As soja, principal exportação agrícola dos EUA, desponta como o ponto fraco de Washington na atual guerra tarifária. A partir de 15 de abril, a União Europeia implementará tarifas retaliatórias – com surcharges de até 20% sobre produtos norte-americanos, incluindo a soja, além de medidas que visam alumínio e aço –, enquanto a China intensifica sua retaliação. Esta última elevou a tarifa sobre os produtos dos EUA, atingindo 44% em soja, com previsão de aumento para 94% com a nova rodada de encargos, pressionando o setor americano.

A soja, que representa cerca de 0,6% do PIB dos EUA e mobiliza mais de 223.000 empregos diretos, é crucial para o agronegócio, gerando aproximadamente R$ 719,2 bilhões (US$ 124 bilhões) em receita anual. Os EUA, atualmente o segundo maior exportador globais, destinam mais de metade de sua produção a cerca de 80 países, com destaque para a China, que em 2024 importou cerca de R$ 87,0 bilhões (US$ 15 bilhões) de soja.
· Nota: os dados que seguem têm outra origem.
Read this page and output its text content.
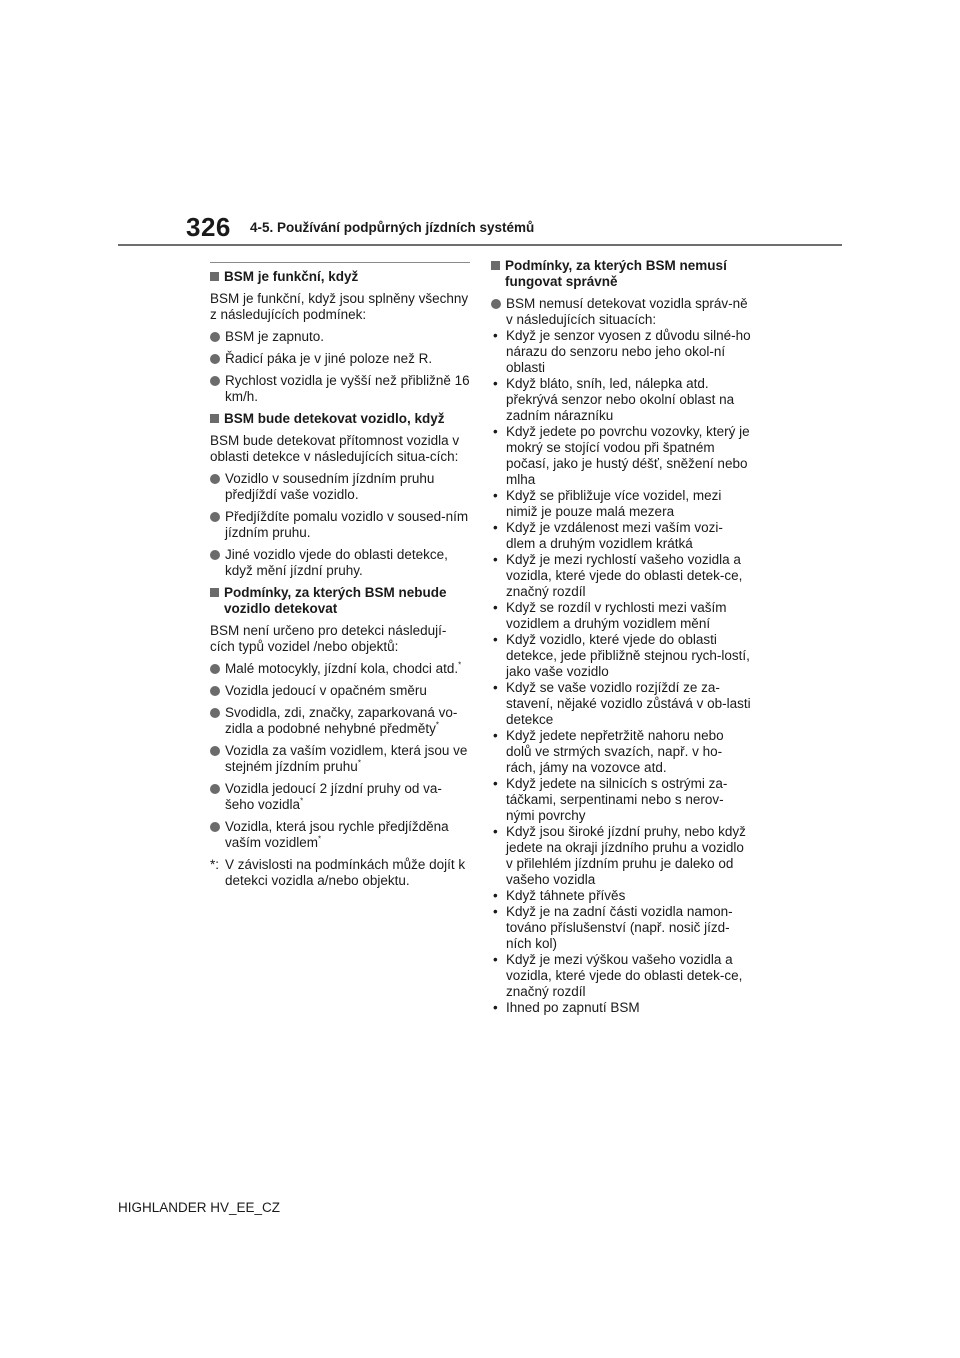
326 4-5. Používání podpůrných jízdních systémů
BSM je funkční, když
BSM je funkční, když jsou splněny všechny z následujících podmínek:
BSM je zapnuto.
Řadicí páka je v jiné poloze než R.
Rychlost vozidla je vyšší než přibližně 16 km/h.
BSM bude detekovat vozidlo, když
BSM bude detekovat přítomnost vozidla v oblasti detekce v následujících situa-cích:
Vozidlo v sousedním jízdním pruhu předjíždí vaše vozidlo.
Předjíždíte pomalu vozidlo v soused-ním jízdním pruhu.
Jiné vozidlo vjede do oblasti detekce, když mění jízdní pruhy.
Podmínky, za kterých BSM nebude vozidlo detekovat
BSM není určeno pro detekci následují-cích typů vozidel /nebo objektů:
Malé motocykly, jízdní kola, chodci atd.*
Vozidla jedoucí v opačném směru
Svodidla, zdi, značky, zaparkovaná vo-zidla a podobné nehybné předměty*
Vozidla za vaším vozidlem, která jsou ve stejném jízdním pruhu*
Vozidla jedoucí 2 jízdní pruhy od va-šeho vozidla*
Vozidla, která jsou rychle předjížděna vaším vozidlem*
*: V závislosti na podmínkách může dojít k detekci vozidla a/nebo objektu.
Podmínky, za kterých BSM nemusí fungovat správně
BSM nemusí detekovat vozidla správ-ně v následujících situacích:
• Když je senzor vyosen z důvodu silné-ho nárazu do senzoru nebo jeho okol-ní oblasti
• Když bláto, sníh, led, nálepka atd. překrývá senzor nebo okolní oblast na zadním nárazníku
• Když jedete po povrchu vozovky, který je mokrý se stojící vodou při špatném počasí, jako je hustý déšť, sněžení nebo mlha
• Když se přibližuje více vozidel, mezi nimiž je pouze malá mezera
• Když je vzdálenost mezi vaším vozi-dlem a druhým vozidlem krátká
• Když je mezi rychlostí vašeho vozidla a vozidla, které vjede do oblasti detek-ce, značný rozdíl
• Když se rozdíl v rychlosti mezi vaším vozidlem a druhým vozidlem mění
• Když vozidlo, které vjede do oblasti detekce, jede přibližně stejnou rych-lostí, jako vaše vozidlo
• Když se vaše vozidlo rozjíždí ze za-stavení, nějaké vozidlo zůstává v ob-lasti detekce
• Když jedete nepřetržitě nahoru nebo dolů ve strmých svazích, např. v ho-rách, jámy na vozovce atd.
• Když jedete na silnicích s ostrými za-táčkami, serpentinami nebo s nerov-nými povrchy
• Když jsou široké jízdní pruhy, nebo když jedete na okraji jízdního pruhu a vozidlo v přilehlém jízdním pruhu je daleko od vašeho vozidla
• Když táhnete přívěs
• Když je na zadní části vozidla namon-továno příslušenství (např. nosič jízd-ních kol)
• Když je mezi výškou vašeho vozidla a vozidla, které vjede do oblasti detek-ce, značný rozdíl
• Ihned po zapnutí BSM
HIGHLANDER HV_EE_CZ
Entretanto, frente à escalada das tarifas, a China passou a recorrer cada vez mais ao Brasil, que já detém mais de 50% do mercado chinês, exportando aproximadamente R$ 1.232,4 bilhões (US$ 36,6 bilhões).

No cenário político, a tensão tarifária pode gerar fortes impactos: enquanto agricultores norte-americanos clamam por redução dos encargos para manterem a competitividade de seus produtos, a disputa comercial abre espaço para debates acalorados no Congresso. Propostas legislativas, vindas de senadores e deputados de ambos os partidos, pretendem obrigar o presidente a notificar o Congresso sobre futuras tarifas – embora a aprovação seja incerta, dada a composição do Poder Legislativo. Líderes políticos, como o porta-voz republicano do Congresso, defendem as medidas como um teste à política econômica do presidente, enfatizando que “o instinto econômico” deve prevalecer, apesar dos riscos de uma crise para os produtores de soja.